It is only in the country that we can get to know a person or a book.
A great writer creates a world of his own and his readers are proud to live in it. A lesser writer may entice them in for a moment, but soon he will watch them filing out.
A lazy person, whatever the talents with which he set out, will have condemned himself to second-hand thoughts and to second-rate friends.
A writer is in danger of allowing his talent to dull who lets more than a year go past without finding himself in his rightful place of composition, the small single unluxurious "retreat" of the twentieth century, the hotel bedroom.
All charming people have something to conceal, usually their total dependence on the appreciation of others.
Always be nice to those younger than you, because they are the ones who will be writing about you.
Art is an absolute mistress; she will not be coquetted with or slighted; she requires the most entire self-devotion, and she repays with grand triumphs.
Better to write for yourself and have no public, than to write for the public and have no self.
Civilization is maintained by a very few people in a small number of places and we need only some bombs and a few prisons to blot it out altogether.
For what is liberty but the unhampered translation of will into act?
Hate is the consequence of fear; we fear something before we hate it; a child who fears noises becomes a man who hates noise.
Idleness is only a coarse name for my infinite capacity for living in the present.
Imprisoned in every fat man a thin man is wildly signaling to be let out.
In the sex war, thoughtlessness is the weapon of the male, vindictiveness of the female.
It is a mistake to expect good work from expatriates for it is not what they do that matters but what they are not doing.
Like water, we are truest to our nature in repose.
Literature is the art of writing something that will be read twice; journalism what will be grasped at once.
No city should be too large for a man to walk out of in a morning.

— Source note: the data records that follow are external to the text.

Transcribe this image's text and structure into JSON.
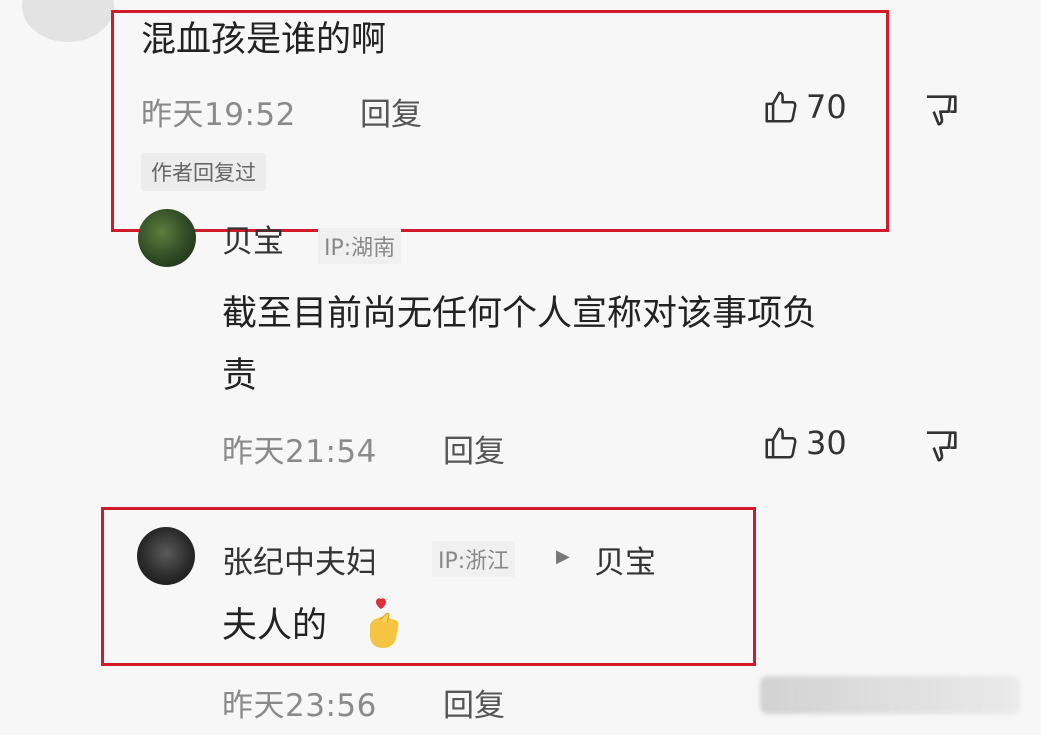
{
  "comment1": {
    "text": "混血孩是谁的啊",
    "time": "昨天19:52",
    "reply_label": "回复",
    "likes": "70",
    "author_tag": "作者回复过"
  },
  "reply1": {
    "username": "贝宝",
    "ip": "IP:湖南",
    "text_line1": "截至目前尚无任何个人宣称对该事项负",
    "text_line2": "责",
    "time": "昨天21:54",
    "reply_label": "回复",
    "likes": "30"
  },
  "reply2": {
    "username": "张纪中夫妇",
    "ip": "IP:浙江",
    "reply_to": "贝宝",
    "text": "夫人的",
    "time": "昨天23:56",
    "reply_label": "回复"
  },
  "colors": {
    "highlight_border": "#d11a2a",
    "background": "#f7f7f7"
  }
}
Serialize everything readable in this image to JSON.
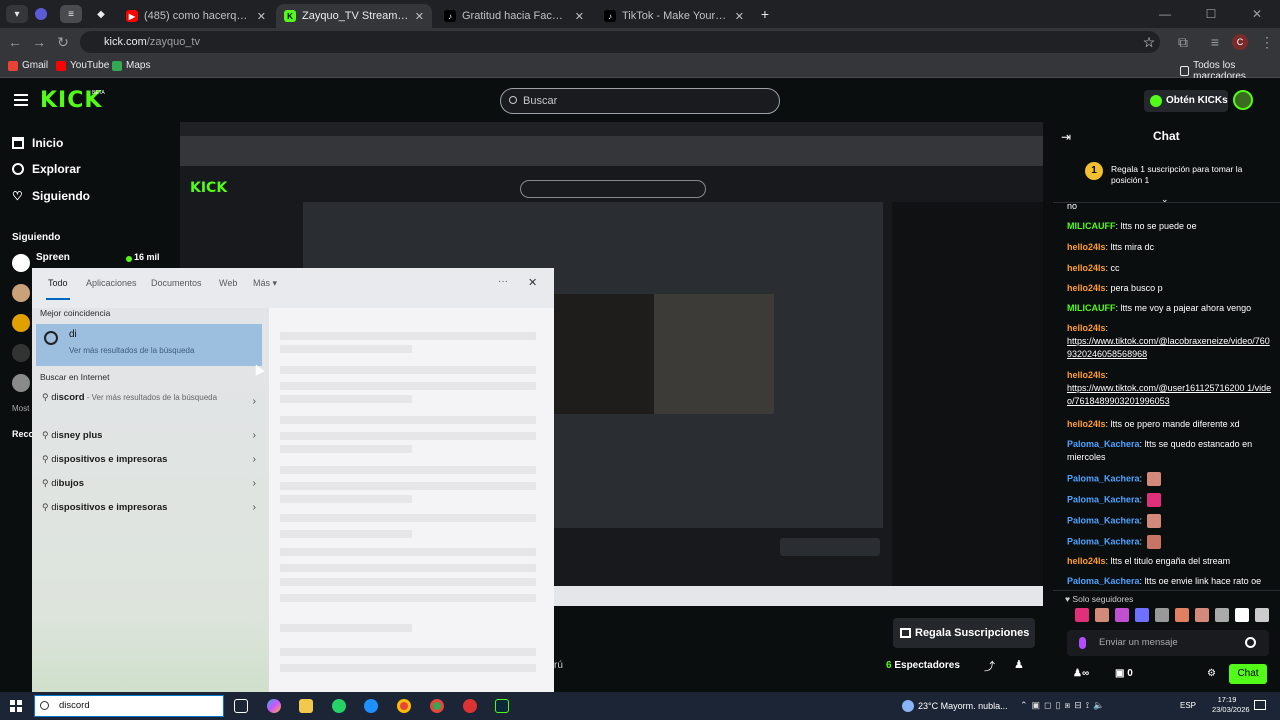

No one over thirty-five is worth meeting who has not something to teach us, - something more than we could learn for ourselves, from a book.
No taste is so acquired as that for someone else's quality of mind.
Our memories are card indexes consulted and then returned in disorder by authorities whom we do not control.
Purity engenders Wisdom, Passion avarice, and Ignorance folly, infatuation and darkness.
Slums may well be breeding grounds of crime, but middle class suburbs are incubators of apathy and delirium.
The artist is a member of the leisured classes who cannot pay for his leisure.
The civilized are those who get more out of life than the uncivilized, and for this we are not likely to be forgiven.
The dread of lonliness is greater than the fear of bondage, so we get married.
The headmistress was an able instructress in French and history and we learned with her as fast as fear could teach us.
The only way for writers to meet is to share a quick peek over a common lamp-post.
The past is the only dead thing that smells sweet.
The secret of success is to be in harmony with existence, to be always calm to let each wave of life wash us a little farther up the shore.
The true function of a writer is to produce a masterpiece and no other task is of any consequence.
The true index of a man's character is the health of his wife.
There is no more sombre enemy of good art than the pram in the hall.
There is no pain equal to that which two lovers can inflict on one another. This should be made clear to all who contemplate such a union. The avoidance of this pain is the beginning of wisdom, for it is strong enough to contaminate the rest of our lives.
Truth is a river that is always splitting up into arms that reunite. Islanded between the arms the inhabitants argue for a lifetime as to which is the main river.
Vulgarity is the garlic in the salad of life.
We love but once, for once only are we perfectly equipped for loving.
We must select the illusion which appeals to our temperament, and embrace it with passion, if we want to be happy.
When young we are faithful to individuals, when older we grow loyal to situations and to types.
Whom the gods wish to destroy they first call promising.
Words today are like the shells and rope of seaweed which a child brings home glistening from the beach and which in an hour have lost their luster.
Youth is a period of missed opportunities.